Let’s run web application and move to DetectFaces page. Then let’s upload The Beatles photo, click send and see what happens.
My result is here:
If keys are working, API end-point URL is correct and we have not exceeded out daily limit we get back photo where there are rectangles around all detected faces.
Wrapping up
Face detection and other image analyzing solutions sound like something big, resource intensive and complex at first place. Using Microsoft Cognitive Services that run on Azure cloud wipes all these complexities away from us. We have to write some client code and visualize the results. That’s it. The big work is done in Azure servers, we just consume these services over simple web API. Our web application that seems sort of intelligent is actually a simple web based UI that works as mediator between user and cognitive services.
References
- Microsoft Cognitive Services (Official homepage)

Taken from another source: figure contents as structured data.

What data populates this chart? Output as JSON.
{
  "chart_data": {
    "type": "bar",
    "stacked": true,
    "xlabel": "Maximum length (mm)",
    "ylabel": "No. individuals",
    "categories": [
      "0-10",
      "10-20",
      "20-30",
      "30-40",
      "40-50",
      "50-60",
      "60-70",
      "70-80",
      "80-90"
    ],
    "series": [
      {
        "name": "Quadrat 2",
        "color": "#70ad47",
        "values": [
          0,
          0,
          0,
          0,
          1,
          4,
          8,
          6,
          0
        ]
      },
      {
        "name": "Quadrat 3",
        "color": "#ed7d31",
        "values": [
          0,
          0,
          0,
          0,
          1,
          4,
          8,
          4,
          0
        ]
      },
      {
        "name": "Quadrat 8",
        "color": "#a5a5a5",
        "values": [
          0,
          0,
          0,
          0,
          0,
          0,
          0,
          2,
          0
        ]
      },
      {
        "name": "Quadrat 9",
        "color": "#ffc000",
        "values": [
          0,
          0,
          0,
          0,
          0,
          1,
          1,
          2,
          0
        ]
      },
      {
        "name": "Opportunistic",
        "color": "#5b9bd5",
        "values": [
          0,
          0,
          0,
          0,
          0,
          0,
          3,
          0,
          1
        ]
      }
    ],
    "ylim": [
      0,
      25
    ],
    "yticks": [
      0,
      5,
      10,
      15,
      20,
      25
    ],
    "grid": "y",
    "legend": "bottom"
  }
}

- Face API (Official documentation)
- Cognitive services demo application (Gunnar Peipman)
Pingback:Compelling Sunday – 20 Posts on Programming and QA
Hi Gunnar Peipman
Hope you are doing good.
I’d like to know about FaceApi image storage on the cloud.My concern is how did I identify the uploaded images in Azure, Does it located on a specific path somewhere.
Though in AWS we can see uploaded images easly.
Kindly share your valuable thoughts
Hi Sachin,
Cognitive services actually don’t seem to hold copies of images. AFAIK they just detect faces with all important points and save this meta data. Keeping up the link between image file and data in cognitive services is up to developers.
Hi,
I downloaded your codes from Github! it works wonder. But when I try to copy your code and do from scratch I am having errors like reference/assembly runtime. which I failed to solve it.
Do you have a project on how to create a person group and person for face API in MVC web application?
Sample application supports managing person groups and people too. Just select Faces from top menu and Person groups from left menu.
Hi! I am wondering if I did not do the train function will it still be able to identify the individual?
Is it possible to create a person and add it to my local DB too? Please advise me. I know it is not necessary but I wish to store it in my own DB just for reference purpose.
Markson, it is possible it identifies but identification is probably not so accurate.
Alison, you should use the ID for person you are using with cognitive services. There is also additional data field available where you can keep the ID of person you are using in your database. You can make it work both ways but I would prefer using ID by cognitive services.
Hi Gunnar,
Thank you for your reply! I wish to use the userdata field as that in my local db schema i set it as a primary key as i want the userdata to be unique like a ID. so now i have created a DB but i do not know how to add the data into my DB once the “person” is successful created using the cognitive service
Hi Alison,
I think I create small sample application to show how to keep link between local database and cognitive services face detection. I doesn’t happen over next hours but over next few days, I hope.
What a great job you did with this Gunnar.
Thank you for all the hard work. A very useful utility to add new people and to add photos to existing people. What a great tool!
Only problem I had was finding the “web application root folder” to add the keys file. However, I was able to add the two “add key” lines to the “Web config” file and that worked fine.
Thanks again!
Frank
One other issue I noted thus far is the “Delete Group” feature does not function.
May i know where to get the small sample applcation? Thank you
I will write here as soon as it’s done. Meanwhile you can check out my demo application that demonstrates how to use cognitive services: https://github.com/gpeipman/CognitiveServicesDemo
Hello Gunnar,
I would like to show this real-time video face identification, I trained the image and recognized it well, but how to demonstrate with the Microsoft example https://github.com/Microsoft/Cognitive-Samples-VideoFrameAnalysis
sorry for English
Hi Marco,
I don’t have answer right now. I will take a look at this example later.